The latency stage, a resting period, starts at age five and ends at about twelve years. The genital stage is the final stage (Maltby et al., 2010). Reawakening of sexual instincts occurs and forms mature sexual attachments at this level. Not all people successfully get to this stage (the genital stage).
Heinz Kohut forms a slightly different version of Freudian psychoanalysis. He agrees with the Freudian concept of parent child relationship. However, he later splits from psychoanalysis and names his modification of psychoanalysis the self-theory (Ellis, Abrams, & Abrams, 2009). He replaces the Freudian personality structure with a model of self as an identity that develops through relationships with others.

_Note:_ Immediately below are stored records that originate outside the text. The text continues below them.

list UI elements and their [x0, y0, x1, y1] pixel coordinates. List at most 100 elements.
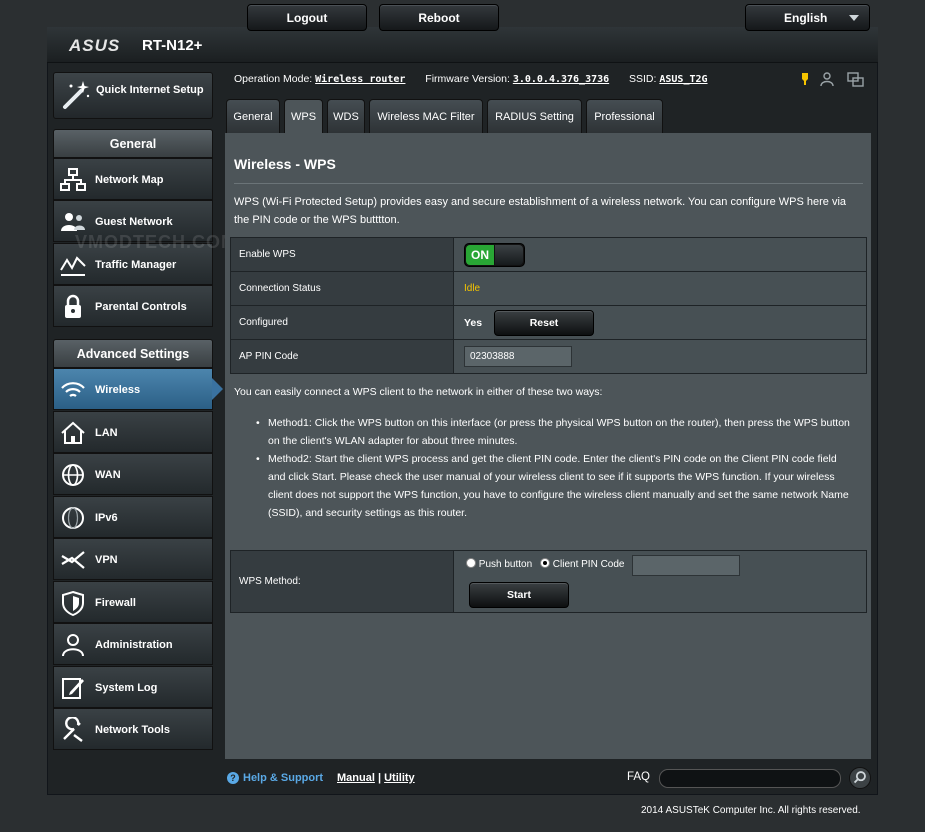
tab-wds[interactable]: WDS [327, 99, 365, 133]
ap-pin-code-label: AP PIN Code [230, 339, 454, 374]
chevron-down-icon [849, 15, 859, 21]
sidebar-item-label: WAN [95, 469, 121, 481]
sidebar-item-ipv6[interactable]: IPv6 [53, 496, 213, 538]
table-row: Enable WPS ON [230, 237, 867, 272]
help-support-label: Help & Support [243, 772, 324, 784]
page-description: WPS (Wi-Fi Protected Setup) provides eas… [234, 196, 847, 226]
ap-pin-cell [453, 339, 867, 374]
sidebar-item-label: Traffic Manager [95, 259, 177, 271]
push-button-label: Push button [478, 559, 533, 570]
faq-search-button[interactable] [849, 767, 871, 789]
users-icon[interactable] [820, 72, 834, 87]
push-button-option[interactable]: Push button [466, 558, 532, 570]
tab-wps[interactable]: WPS [284, 99, 323, 133]
ipv6-globe-icon [62, 507, 84, 529]
start-button[interactable]: Start [469, 582, 569, 608]
help-support-link[interactable]: ? Help & Support [227, 772, 323, 784]
table-row: Connection Status Idle [230, 271, 867, 306]
configured-label: Configured [230, 305, 454, 340]
table-row: AP PIN Code [230, 339, 867, 374]
sidebar-item-system-log[interactable]: System Log [53, 666, 213, 708]
wps-method-cell: Push button Client PIN Code Start [453, 550, 867, 613]
faq-search-input[interactable] [659, 769, 841, 788]
sidebar-item-administration[interactable]: Administration [53, 623, 213, 665]
wps-method-table: WPS Method: Push button Client PIN Code … [230, 550, 867, 613]
sidebar-item-parental-controls[interactable]: Parental Controls [53, 285, 213, 327]
client-pin-input[interactable] [632, 555, 740, 576]
list-item: Method2: Start the client WPS process an… [256, 450, 852, 522]
sidebar-item-lan[interactable]: LAN [53, 411, 213, 453]
footer-links: Manual | Utility [337, 772, 415, 784]
list-item: Method1: Click the WPS button on this in… [256, 414, 852, 450]
operation-mode-label: Operation Mode: [234, 73, 313, 85]
firmware-label: Firmware Version: [425, 73, 510, 85]
sidebar-item-firewall[interactable]: Firewall [53, 581, 213, 623]
sidebar-item-label: Administration [95, 639, 173, 651]
logout-button[interactable]: Logout [247, 4, 367, 31]
toggle-on-label: ON [466, 245, 494, 265]
sidebar-item-label: Network Map [95, 174, 164, 186]
sidebar-item-label: VPN [95, 554, 118, 566]
methods-list: Method1: Click the WPS button on this in… [256, 414, 852, 522]
reboot-button[interactable]: Reboot [379, 4, 499, 31]
usb-devices-icon[interactable] [847, 72, 864, 87]
traffic-manager-icon [60, 256, 86, 276]
magic-wand-icon [63, 81, 90, 109]
wps-settings-table: Enable WPS ON Connection Status Idle Con… [230, 237, 867, 374]
ssid-label: SSID: [629, 73, 657, 85]
client-pin-radio[interactable] [540, 558, 550, 568]
vpn-icon [61, 551, 85, 569]
table-row: WPS Method: Push button Client PIN Code … [230, 550, 867, 613]
brand-logo: ASUS [69, 36, 121, 55]
page-title: Wireless - WPS [234, 156, 336, 172]
lock-icon [65, 294, 81, 318]
tab-general[interactable]: General [226, 99, 280, 133]
lightbulb-icon[interactable] [802, 73, 808, 85]
user-icon [62, 634, 84, 657]
ap-pin-code-field[interactable] [464, 346, 572, 367]
firmware-version-link[interactable]: 3.0.0.4.376_3736 [513, 74, 609, 85]
tab-wireless-mac-filter[interactable]: Wireless MAC Filter [369, 99, 483, 133]
sidebar-item-label: Network Tools [95, 724, 170, 736]
utility-link[interactable]: Utility [384, 772, 415, 784]
sidebar-item-wan[interactable]: WAN [53, 453, 213, 495]
enable-wps-label: Enable WPS [230, 237, 454, 272]
copyright: 2014 ASUSTeK Computer Inc. All rights re… [641, 805, 861, 816]
sidebar-item-label: Parental Controls [95, 301, 187, 313]
sidebar-item-label: LAN [95, 427, 118, 439]
language-select[interactable]: English [745, 4, 870, 31]
sidebar-item-label: Guest Network [95, 216, 173, 228]
general-heading: General [53, 129, 213, 158]
enable-wps-toggle[interactable]: ON [464, 243, 525, 267]
operation-mode-link[interactable]: Wireless router [315, 74, 405, 85]
sidebar-item-wireless[interactable]: Wireless [53, 368, 223, 410]
ways-intro: You can easily connect a WPS client to t… [234, 386, 603, 398]
help-icon: ? [227, 772, 239, 784]
edit-log-icon [62, 678, 84, 699]
tab-radius-setting[interactable]: RADIUS Setting [487, 99, 582, 133]
sidebar-item-label: System Log [95, 682, 158, 694]
wireless-icon [61, 382, 85, 397]
sidebar-item-vpn[interactable]: VPN [53, 538, 213, 580]
search-icon [853, 771, 866, 784]
quick-internet-setup-button[interactable]: Quick Internet Setup [53, 72, 213, 119]
table-row: Configured Yes Reset [230, 305, 867, 340]
wrench-icon [63, 717, 83, 742]
sidebar-item-network-map[interactable]: Network Map [53, 158, 213, 200]
status-line: Operation Mode: Wireless router Firmware… [234, 73, 708, 85]
client-pin-option[interactable]: Client PIN Code [540, 558, 624, 570]
status-icons [802, 72, 864, 87]
top-bar: ASUS RT-N12+ [47, 27, 878, 63]
connection-status-value: Idle [464, 283, 481, 294]
manual-link[interactable]: Manual [337, 772, 375, 784]
tab-professional[interactable]: Professional [586, 99, 663, 133]
push-button-radio[interactable] [466, 558, 476, 568]
sidebar-item-label: Wireless [95, 384, 141, 396]
footer: ? Help & Support Manual | Utility FAQ [225, 765, 873, 791]
reset-button[interactable]: Reset [494, 310, 594, 336]
sidebar-item-network-tools[interactable]: Network Tools [53, 708, 213, 750]
ssid-link[interactable]: ASUS_T2G [659, 74, 707, 85]
home-icon [61, 421, 85, 444]
sidebar-item-label: IPv6 [95, 512, 118, 524]
configured-cell: Yes Reset [453, 305, 867, 340]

He eventually disagrees with the Freudian drive theory. Kohut develops the narcissist view of personalities in contrast to the traditional sexual drive influenced individuals. Whereas his patients suffer from a weak or absent superego, Freudian’s patients have an overdeveloped superego.

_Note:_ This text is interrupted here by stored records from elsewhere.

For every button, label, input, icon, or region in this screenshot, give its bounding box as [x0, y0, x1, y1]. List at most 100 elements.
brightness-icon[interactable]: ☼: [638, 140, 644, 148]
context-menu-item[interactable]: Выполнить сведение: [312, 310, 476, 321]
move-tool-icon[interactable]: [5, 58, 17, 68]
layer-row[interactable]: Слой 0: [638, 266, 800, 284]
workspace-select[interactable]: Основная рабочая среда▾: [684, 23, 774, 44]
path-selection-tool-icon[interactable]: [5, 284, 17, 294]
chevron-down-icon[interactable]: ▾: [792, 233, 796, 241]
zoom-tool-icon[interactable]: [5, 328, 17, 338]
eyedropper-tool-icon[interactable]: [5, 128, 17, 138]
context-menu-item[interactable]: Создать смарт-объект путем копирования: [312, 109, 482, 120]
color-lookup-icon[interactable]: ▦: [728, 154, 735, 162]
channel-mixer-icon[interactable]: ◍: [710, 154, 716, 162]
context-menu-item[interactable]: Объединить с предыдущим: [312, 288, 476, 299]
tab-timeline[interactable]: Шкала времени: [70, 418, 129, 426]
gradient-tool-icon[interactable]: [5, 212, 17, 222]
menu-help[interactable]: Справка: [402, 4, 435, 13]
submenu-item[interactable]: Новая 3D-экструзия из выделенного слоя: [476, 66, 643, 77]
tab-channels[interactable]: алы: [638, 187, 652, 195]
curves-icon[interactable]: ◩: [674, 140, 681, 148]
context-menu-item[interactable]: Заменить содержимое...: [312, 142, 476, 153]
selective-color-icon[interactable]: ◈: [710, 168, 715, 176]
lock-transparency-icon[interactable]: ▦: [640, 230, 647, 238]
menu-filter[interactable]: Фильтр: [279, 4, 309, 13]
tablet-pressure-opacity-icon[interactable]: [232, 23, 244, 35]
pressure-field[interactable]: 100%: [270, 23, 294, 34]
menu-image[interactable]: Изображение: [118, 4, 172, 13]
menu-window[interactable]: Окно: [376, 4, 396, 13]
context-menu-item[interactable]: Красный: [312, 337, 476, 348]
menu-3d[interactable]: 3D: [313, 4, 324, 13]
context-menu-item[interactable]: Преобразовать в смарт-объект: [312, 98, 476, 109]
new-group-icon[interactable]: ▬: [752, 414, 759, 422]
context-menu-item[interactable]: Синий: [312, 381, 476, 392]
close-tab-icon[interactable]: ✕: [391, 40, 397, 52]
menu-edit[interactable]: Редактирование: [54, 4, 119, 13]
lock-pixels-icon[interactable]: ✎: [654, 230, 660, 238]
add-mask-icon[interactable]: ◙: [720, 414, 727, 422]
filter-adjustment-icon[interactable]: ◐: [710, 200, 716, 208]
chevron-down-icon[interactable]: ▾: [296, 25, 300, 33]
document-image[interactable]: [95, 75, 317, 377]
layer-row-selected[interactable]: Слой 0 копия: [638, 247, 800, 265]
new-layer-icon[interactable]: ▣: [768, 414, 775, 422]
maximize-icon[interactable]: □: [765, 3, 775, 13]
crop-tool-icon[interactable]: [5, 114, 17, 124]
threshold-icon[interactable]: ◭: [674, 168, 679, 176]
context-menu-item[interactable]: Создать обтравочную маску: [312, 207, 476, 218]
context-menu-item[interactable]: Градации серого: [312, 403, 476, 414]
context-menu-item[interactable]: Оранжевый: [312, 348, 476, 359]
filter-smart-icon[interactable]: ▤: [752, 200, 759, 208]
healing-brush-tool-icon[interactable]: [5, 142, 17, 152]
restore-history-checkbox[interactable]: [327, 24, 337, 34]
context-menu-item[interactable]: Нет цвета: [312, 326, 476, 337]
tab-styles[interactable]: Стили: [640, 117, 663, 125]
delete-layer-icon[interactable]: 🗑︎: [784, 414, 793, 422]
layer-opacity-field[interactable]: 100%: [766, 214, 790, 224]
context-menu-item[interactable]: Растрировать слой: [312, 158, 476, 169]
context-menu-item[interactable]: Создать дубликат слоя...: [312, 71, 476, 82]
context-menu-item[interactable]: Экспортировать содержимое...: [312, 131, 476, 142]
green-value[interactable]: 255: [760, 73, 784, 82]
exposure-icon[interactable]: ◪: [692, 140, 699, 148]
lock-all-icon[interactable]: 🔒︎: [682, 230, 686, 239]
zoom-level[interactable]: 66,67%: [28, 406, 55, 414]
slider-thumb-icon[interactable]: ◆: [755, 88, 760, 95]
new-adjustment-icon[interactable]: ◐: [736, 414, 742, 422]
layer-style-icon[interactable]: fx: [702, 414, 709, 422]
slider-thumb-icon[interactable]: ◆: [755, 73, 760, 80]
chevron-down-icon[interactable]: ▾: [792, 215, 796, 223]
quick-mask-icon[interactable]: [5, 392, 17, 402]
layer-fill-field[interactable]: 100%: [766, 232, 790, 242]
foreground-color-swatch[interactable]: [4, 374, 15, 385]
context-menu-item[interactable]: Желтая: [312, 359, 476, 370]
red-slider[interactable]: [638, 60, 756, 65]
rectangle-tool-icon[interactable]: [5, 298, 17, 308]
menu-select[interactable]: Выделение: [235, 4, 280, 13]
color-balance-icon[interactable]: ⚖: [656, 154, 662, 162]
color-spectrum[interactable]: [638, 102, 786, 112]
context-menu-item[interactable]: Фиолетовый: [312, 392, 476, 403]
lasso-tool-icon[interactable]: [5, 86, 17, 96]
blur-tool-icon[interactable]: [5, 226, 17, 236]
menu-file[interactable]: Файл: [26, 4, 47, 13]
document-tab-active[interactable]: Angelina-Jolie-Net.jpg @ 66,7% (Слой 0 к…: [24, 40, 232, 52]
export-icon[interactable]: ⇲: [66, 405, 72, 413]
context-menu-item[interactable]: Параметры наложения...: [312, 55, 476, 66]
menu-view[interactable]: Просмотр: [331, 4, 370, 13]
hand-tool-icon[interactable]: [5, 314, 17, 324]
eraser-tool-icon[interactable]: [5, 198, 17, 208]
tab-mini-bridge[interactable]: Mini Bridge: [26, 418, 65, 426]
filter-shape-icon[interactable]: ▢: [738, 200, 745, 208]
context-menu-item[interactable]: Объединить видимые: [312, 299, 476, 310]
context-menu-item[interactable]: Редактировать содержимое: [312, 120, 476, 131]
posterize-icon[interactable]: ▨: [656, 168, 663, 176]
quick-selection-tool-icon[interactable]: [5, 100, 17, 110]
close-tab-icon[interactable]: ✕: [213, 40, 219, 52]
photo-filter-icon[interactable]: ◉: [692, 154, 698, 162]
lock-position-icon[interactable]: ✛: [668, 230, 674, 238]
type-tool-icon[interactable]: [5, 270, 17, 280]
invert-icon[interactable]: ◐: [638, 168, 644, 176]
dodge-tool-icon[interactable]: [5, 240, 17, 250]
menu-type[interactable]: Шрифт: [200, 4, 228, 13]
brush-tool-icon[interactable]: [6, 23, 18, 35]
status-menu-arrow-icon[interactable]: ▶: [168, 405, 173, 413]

This is a different view that both use to explain narcissism. In Freudian terms, superego is open to societal influence. However, in Kohut’s view the changes in society result in a defective superego. Kohut includes empathy in his work making it is particularly popular with feminists’ psychologists, having broken from sexism.
Melanie Klein is another psychoanalyst who borrows heavily from Freud. She develops play therapy as a substitute for free association in children (Ellis et al., 2009).

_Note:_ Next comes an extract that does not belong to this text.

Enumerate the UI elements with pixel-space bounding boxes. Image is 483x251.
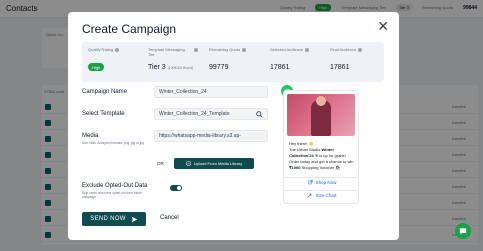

She also agrees with Freud on the issue of primary caregivers. However, she slightly differs when she insists on interpersonal relationships other than unconscious motivation. She also agrees with Freud on the issue of Thanatos and aggression as inbuilt characteristics in a child. Therefore, she develops her own version of the object relations theory.
Anna Freud concentrates on child analysis (Midgleya, 2008). Classical techniques such as free association are modified to suit children. She stresses protective and educational attitudes and develops six developmental lines on ego ability.
Unlike her father, she acknowledges the impact of environment on development. Instead of emphasis on the role of the ID on development, she insists on the role of egos awareness of defense mechanisms. These theorists arouse curiosity resulting in further research to either prove or disapprove their points of view. A good example of such research is the advancement of the theory of object relations.
Ahmed, S. (2012). Sigmund Freud’s psychoanalytic theory Oedipus complex: A critical study with reference to D. H. Lawrence’s “Sons and lovers.” Internal Journal of English and Literature, 3(3), 60-70.
Brown, W. (1914). Freud’s theory of the unconscious. British Journal of Psychology, 6(3-4), 265-280.
Ellis A., Abrams, M., & Abrams D.L. (2009). Personality theories critical perspectives. USA: Sage Publications.
Maltby, J., Day L., & Macaskill, A. (2010). Personality, individual differences and Intelligence (2nd ed). Edinburgh: Pearson Education Limited.
Midgleya, N. (2008). The ‘Matchbox School’ (1927–1932): Anna Freud and the idea of a psychoanalytically informed education. Journal of Child Psychotherapy, 1(34), 23-42.